I first saw Hetty in action heading an anti-war march on the fifth anniversary of the invasion of Iraq in 2008. Despite her advanced years, she kept up a seemingly effortless pace along the route down Whitehall to Parliament Square.
I heard she was a tireless peace campaigner who lent her presence and voice to a number of events, including Hiroshima Remembrance Day in Tavistock Square, London, each August 6.
During the film documentary London the Modern Babylon last year she explained it was the sight of young men marching proudly off to war in 1914 and seeing them return with missing limbs that propelled her towards her lifelong campaign.

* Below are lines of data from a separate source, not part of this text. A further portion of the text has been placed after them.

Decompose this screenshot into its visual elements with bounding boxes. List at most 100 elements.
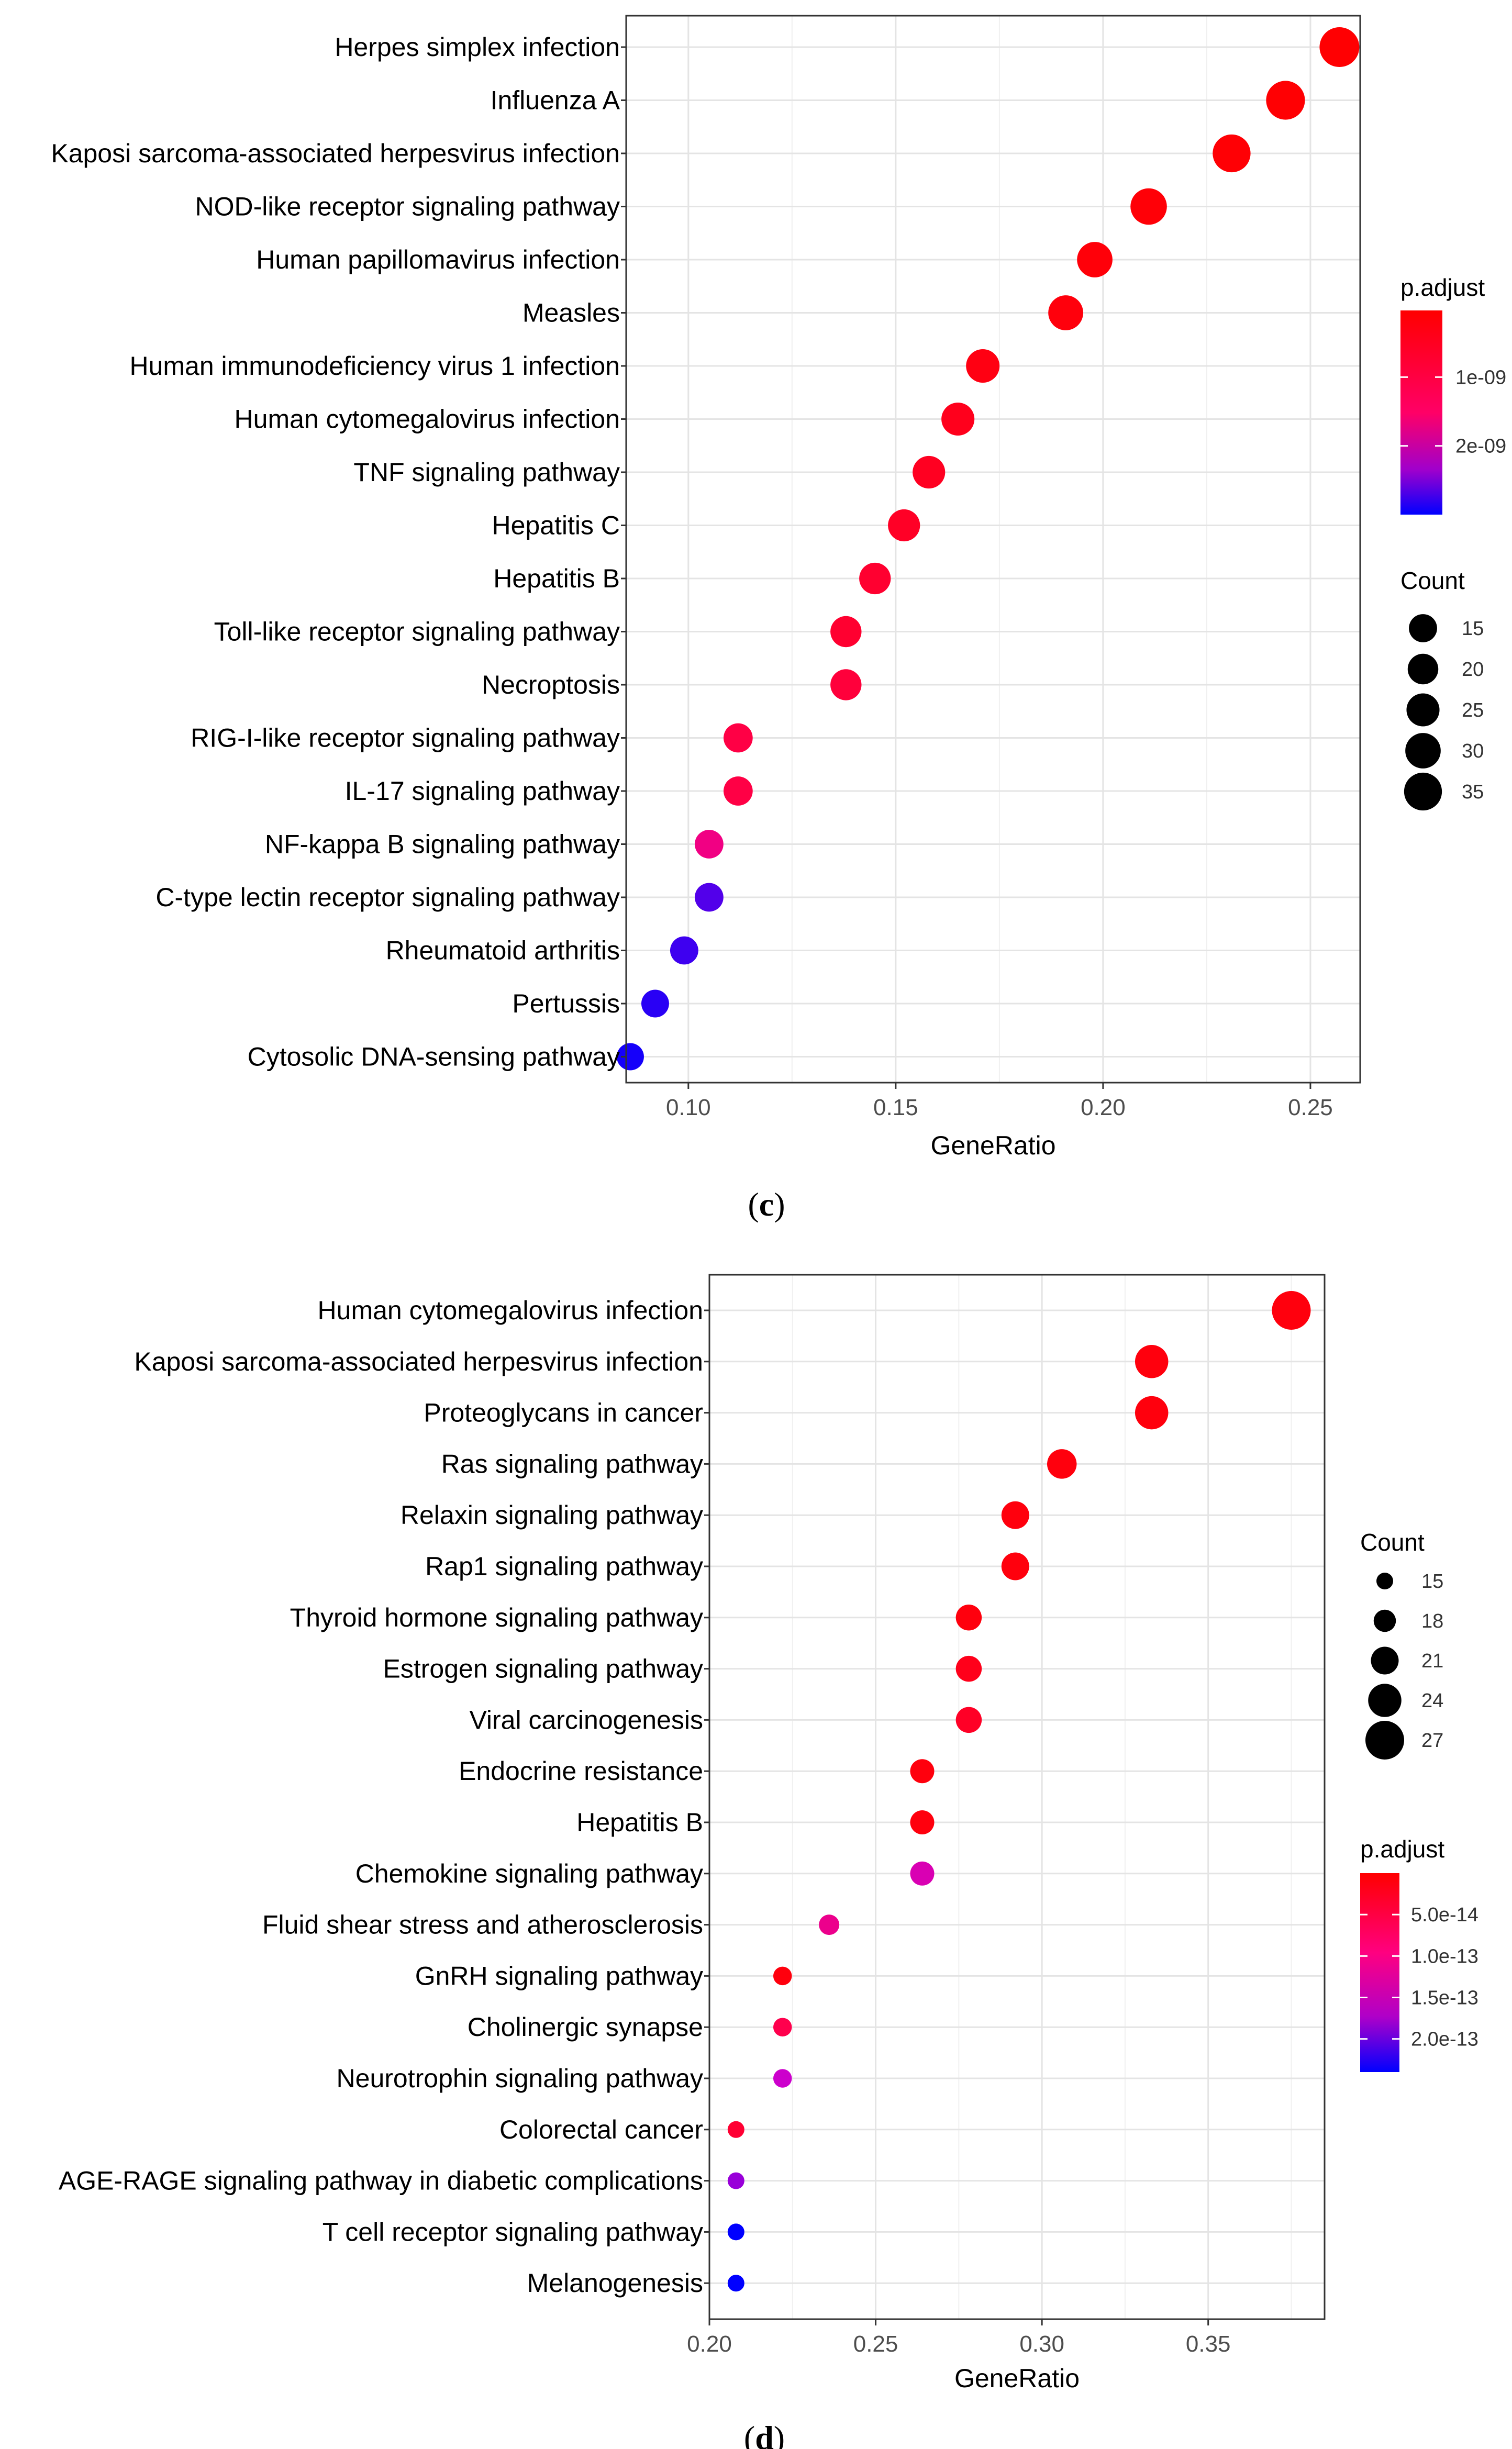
y-tick-label: Hepatitis B	[576, 1808, 703, 1837]
size-legend-title: Count	[1400, 567, 1465, 594]
data-point	[727, 2121, 744, 2138]
y-tick-label: Colorectal cancer	[499, 2115, 703, 2144]
size-legend-label: 20	[1462, 659, 1484, 681]
data-point	[641, 989, 669, 1018]
y-tick-label: Rap1 signaling pathway	[425, 1552, 703, 1581]
data-point	[727, 2172, 744, 2189]
color-legend-label: 1e-09	[1455, 366, 1506, 388]
y-tick-label: Toll-like receptor signaling pathway	[214, 617, 620, 647]
size-legend-key	[1368, 1684, 1402, 1717]
color-legend-bar	[1400, 310, 1442, 515]
y-tick-label: Human immunodeficiency virus 1 infection	[129, 351, 620, 381]
y-tick-label: RIG-I-like receptor signaling pathway	[191, 723, 620, 753]
color-legend-label: 1.0e-13	[1411, 1945, 1478, 1967]
data-point	[830, 616, 862, 648]
panel-label: (d)	[744, 2419, 785, 2449]
data-point	[955, 1605, 982, 1631]
y-tick-label: NF-kappa B signaling pathway	[265, 830, 620, 859]
color-legend-label: 5.0e-14	[1411, 1904, 1478, 1926]
y-tick-label: Cholinergic synapse	[468, 2012, 703, 2042]
size-legend-label: 18	[1421, 1610, 1443, 1632]
size-legend-key	[1365, 1721, 1404, 1760]
data-point	[773, 2018, 792, 2036]
y-tick-label: Measles	[522, 298, 620, 328]
panel-border	[625, 15, 1361, 1084]
y-tick-label: Kaposi sarcoma-associated herpesvirus in…	[51, 139, 620, 168]
data-point	[1266, 81, 1305, 120]
data-point	[1001, 1501, 1029, 1529]
data-point	[773, 1966, 792, 1986]
size-legend-key	[1406, 693, 1440, 727]
panel-label: (c)	[748, 1186, 785, 1223]
plot-area	[626, 16, 1360, 1083]
data-point	[616, 1043, 644, 1071]
color-legend-bar	[1360, 1873, 1399, 2072]
y-tick-label: Hepatitis C	[492, 511, 620, 540]
size-legend-key	[1405, 733, 1441, 769]
x-tick-label: 0.10	[666, 1095, 711, 1120]
y-tick-label: Chemokine signaling pathway	[355, 1859, 703, 1888]
data-point	[955, 1655, 982, 1682]
color-legend-title: p.adjust	[1360, 1835, 1444, 1863]
color-legend-label: 1.5e-13	[1411, 1987, 1478, 2009]
x-tick-label: 0.20	[687, 2331, 732, 2357]
data-point	[1001, 1552, 1029, 1580]
data-point	[727, 2223, 744, 2241]
size-legend-label: 21	[1421, 1650, 1443, 1672]
x-axis-title: GeneRatio	[954, 2364, 1080, 2393]
data-point	[1272, 1291, 1311, 1330]
data-point	[1135, 1345, 1169, 1378]
data-point	[910, 1861, 935, 1886]
size-legend-label: 24	[1421, 1690, 1443, 1712]
chart-panel-d: Human cytomegalovirus infection Kaposi sa…	[59, 1274, 1478, 2449]
y-tick-label: Cytosolic DNA-sensing pathway	[248, 1042, 620, 1072]
y-tick-label: C-type lectin receptor signaling pathway	[155, 883, 620, 912]
color-legend-title: p.adjust	[1400, 274, 1485, 301]
x-tick-label: 0.35	[1186, 2331, 1231, 2357]
data-point	[1130, 188, 1167, 225]
data-point	[727, 2275, 744, 2292]
color-legend-label: 2.0e-13	[1411, 2029, 1478, 2051]
data-point	[724, 776, 753, 806]
x-tick-label: 0.20	[1081, 1095, 1126, 1120]
y-tick-label: Fluid shear stress and atherosclerosis	[262, 1910, 703, 1940]
y-tick-label: Human papillomavirus infection	[256, 245, 620, 274]
data-point	[1213, 134, 1251, 173]
y-tick-label: Herpes simplex infection	[335, 32, 620, 62]
y-tick-label: Thyroid hormone signaling pathway	[290, 1603, 703, 1632]
y-tick-label: Human cytomegalovirus infection	[318, 1296, 703, 1325]
y-tick-label: Melanogenesis	[527, 2268, 703, 2298]
y-tick-label: Endocrine resistance	[459, 1756, 703, 1786]
y-tick-label: NOD-like receptor signaling pathway	[195, 192, 620, 221]
size-legend-label: 30	[1462, 740, 1484, 762]
data-point	[830, 669, 862, 700]
data-point	[670, 936, 698, 965]
y-tick-label: Hepatitis B	[493, 564, 620, 593]
data-point	[1047, 1449, 1077, 1479]
size-legend-key	[1376, 1573, 1393, 1589]
y-tick-label: Relaxin signaling pathway	[401, 1500, 703, 1530]
data-point	[888, 509, 920, 542]
y-tick-label: AGE-RAGE signaling pathway in diabetic c…	[59, 2166, 703, 2196]
size-legend-label: 35	[1462, 781, 1484, 803]
size-legend-key	[1373, 1609, 1396, 1632]
y-tick-label: Viral carcinogenesis	[469, 1705, 703, 1734]
x-tick-label: 0.15	[873, 1095, 918, 1120]
x-tick-label: 0.25	[853, 2331, 898, 2357]
y-tick-label: Neurotrophin signaling pathway	[337, 2064, 703, 2093]
data-point	[941, 402, 975, 436]
size-legend-label: 15	[1421, 1571, 1443, 1593]
chart-panel-c: Herpes simplex infection Influenza A Kapos…	[51, 15, 1506, 1223]
color-legend-label: 2e-09	[1455, 436, 1506, 458]
size-legend-label: 25	[1462, 699, 1484, 721]
data-point	[910, 1810, 935, 1834]
y-tick-label: Influenza A	[491, 86, 620, 115]
y-tick-label: GnRH signaling pathway	[415, 1961, 703, 1990]
y-tick-label: Pertussis	[512, 989, 620, 1018]
y-tick-label: T cell receptor signaling pathway	[323, 2217, 703, 2246]
data-point	[955, 1707, 982, 1733]
y-tick-label: Proteoglycans in cancer	[424, 1398, 703, 1428]
data-point	[966, 349, 1000, 383]
data-point	[695, 883, 724, 912]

In August she was a signatory the No Glory in War letter, denouncing government plans for next year’s £55 million celebration of the First World War.
Hetty was also a passionate believer in the National Health Service, taking part in the two marches to save her local hospital, the Whittington, from closure, and reminding the last Labour Conference how grim life was before the arrival of the welfare state in 1945.
Then a couple of months back I attended a gathering in Mornington Crescent, London, to mark World Peace Day. There was Hetty standing remarkably upright, saying in a clear and resolute voice that she had spent her whole life trying to bring peace to the citizens of the world and would continue to do so as long as she had breath in her body.
Hetty passed away on November 12, an inspiration to all those who believe another world is possible.